Gower (not the Gower, we were informed) is a peninsula beyond Swansea on the south coast of Wales.
We stayed at Parc-le Breos, a country house hotel with enormous lawns, where housemartins zoomed around a few feet above the ground.
Just a mile away was a neolithic burial site, where the bones of at least 40 individuals have been excavated.
From the hotel it was less than half an hour's walk down to Three Cliffs Bay on the south coast.
A few miles to the west we found Oxwich Bay.
At the western end of the peninsula is a rock formation known as "Worm's Head" (a worm meaning a dragon), with the broad beach of Rhossili Bay alongside.
Gower is a maze of footpaths, with many banks of wildflowers. Alongside the main road out of Swansea, beds of wildflowers are ingeniously placed in the wide grass lawns.

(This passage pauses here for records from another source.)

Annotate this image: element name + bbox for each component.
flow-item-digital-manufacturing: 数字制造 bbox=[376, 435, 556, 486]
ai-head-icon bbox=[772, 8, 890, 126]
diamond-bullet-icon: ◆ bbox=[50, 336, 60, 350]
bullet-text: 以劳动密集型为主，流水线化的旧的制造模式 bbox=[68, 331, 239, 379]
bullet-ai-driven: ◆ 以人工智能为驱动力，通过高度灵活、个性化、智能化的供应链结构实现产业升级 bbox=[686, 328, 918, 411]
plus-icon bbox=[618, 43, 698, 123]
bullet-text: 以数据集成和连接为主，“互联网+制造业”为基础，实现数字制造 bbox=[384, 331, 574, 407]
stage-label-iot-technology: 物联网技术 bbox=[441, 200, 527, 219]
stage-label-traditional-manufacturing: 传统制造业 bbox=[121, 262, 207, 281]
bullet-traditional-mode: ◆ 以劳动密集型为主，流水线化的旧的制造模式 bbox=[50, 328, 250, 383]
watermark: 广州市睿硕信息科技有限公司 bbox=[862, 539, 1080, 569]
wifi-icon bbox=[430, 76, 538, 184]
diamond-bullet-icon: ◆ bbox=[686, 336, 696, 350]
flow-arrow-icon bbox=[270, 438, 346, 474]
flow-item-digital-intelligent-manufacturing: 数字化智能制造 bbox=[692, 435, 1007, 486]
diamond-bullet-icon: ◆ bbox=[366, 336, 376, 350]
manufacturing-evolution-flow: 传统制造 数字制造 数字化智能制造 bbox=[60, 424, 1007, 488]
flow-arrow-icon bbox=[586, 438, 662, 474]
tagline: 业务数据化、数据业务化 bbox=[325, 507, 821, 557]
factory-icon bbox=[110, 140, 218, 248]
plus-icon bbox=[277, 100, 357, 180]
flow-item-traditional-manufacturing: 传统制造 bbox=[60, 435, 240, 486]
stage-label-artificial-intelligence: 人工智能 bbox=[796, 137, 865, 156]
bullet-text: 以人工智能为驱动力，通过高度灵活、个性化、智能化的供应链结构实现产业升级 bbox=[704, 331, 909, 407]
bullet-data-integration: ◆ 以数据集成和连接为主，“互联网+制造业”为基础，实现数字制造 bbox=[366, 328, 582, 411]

We visited two castles. Weobley castle, on the north coast, looking across the estuary to Llanelli, is more of a fortified manor-house than a serious castle. It was mostly the work of the de la Bere family in the 14th century
In the late 15th century it was the home of Rhys ap Thomas, who in 1485 came out in support of Henry Tudor when he landed in Wales in his successful campaign to overthrow King Richard III. Rhys was rewarded by being made a Knight of the Garter. The family's rise to prominence was to be shortlived, for in 1531 his grandson, Rhys ap Gruffudd, was executed for treason and Weobley reverted to the Crown.
Oxwich castle, in the south-west of the peninsula, is in fact an Elizabethan mansion,whose defences are purely for show. It was built by Sir Rice Mansel and his son Edward, but had been abandoned by their descendants by the 1630s and fell into decay.
Swansea (or Abertawe, to give it its Welsh name) has always been the principal town of the region. It was given its charter in the mid-12th century, and today in Swansea old and new sit side by side.
Swansea castle was rebuilt and altered on many occasions; for although Gower came under Norman rule just a few decades after the Conquest, it was attacked and sometimes overrun by Welsh rebels right through to the 15th century.
We spent the only wet day of our visit in the National Waterfront Museum, which was largely devoted to the industrial history of the area, and was most interesting. This picture is a model of Richard Trevithick's steam locomotive.
In conclusion, we enjoyed our stay to Gower,and would recommend it to other visitors.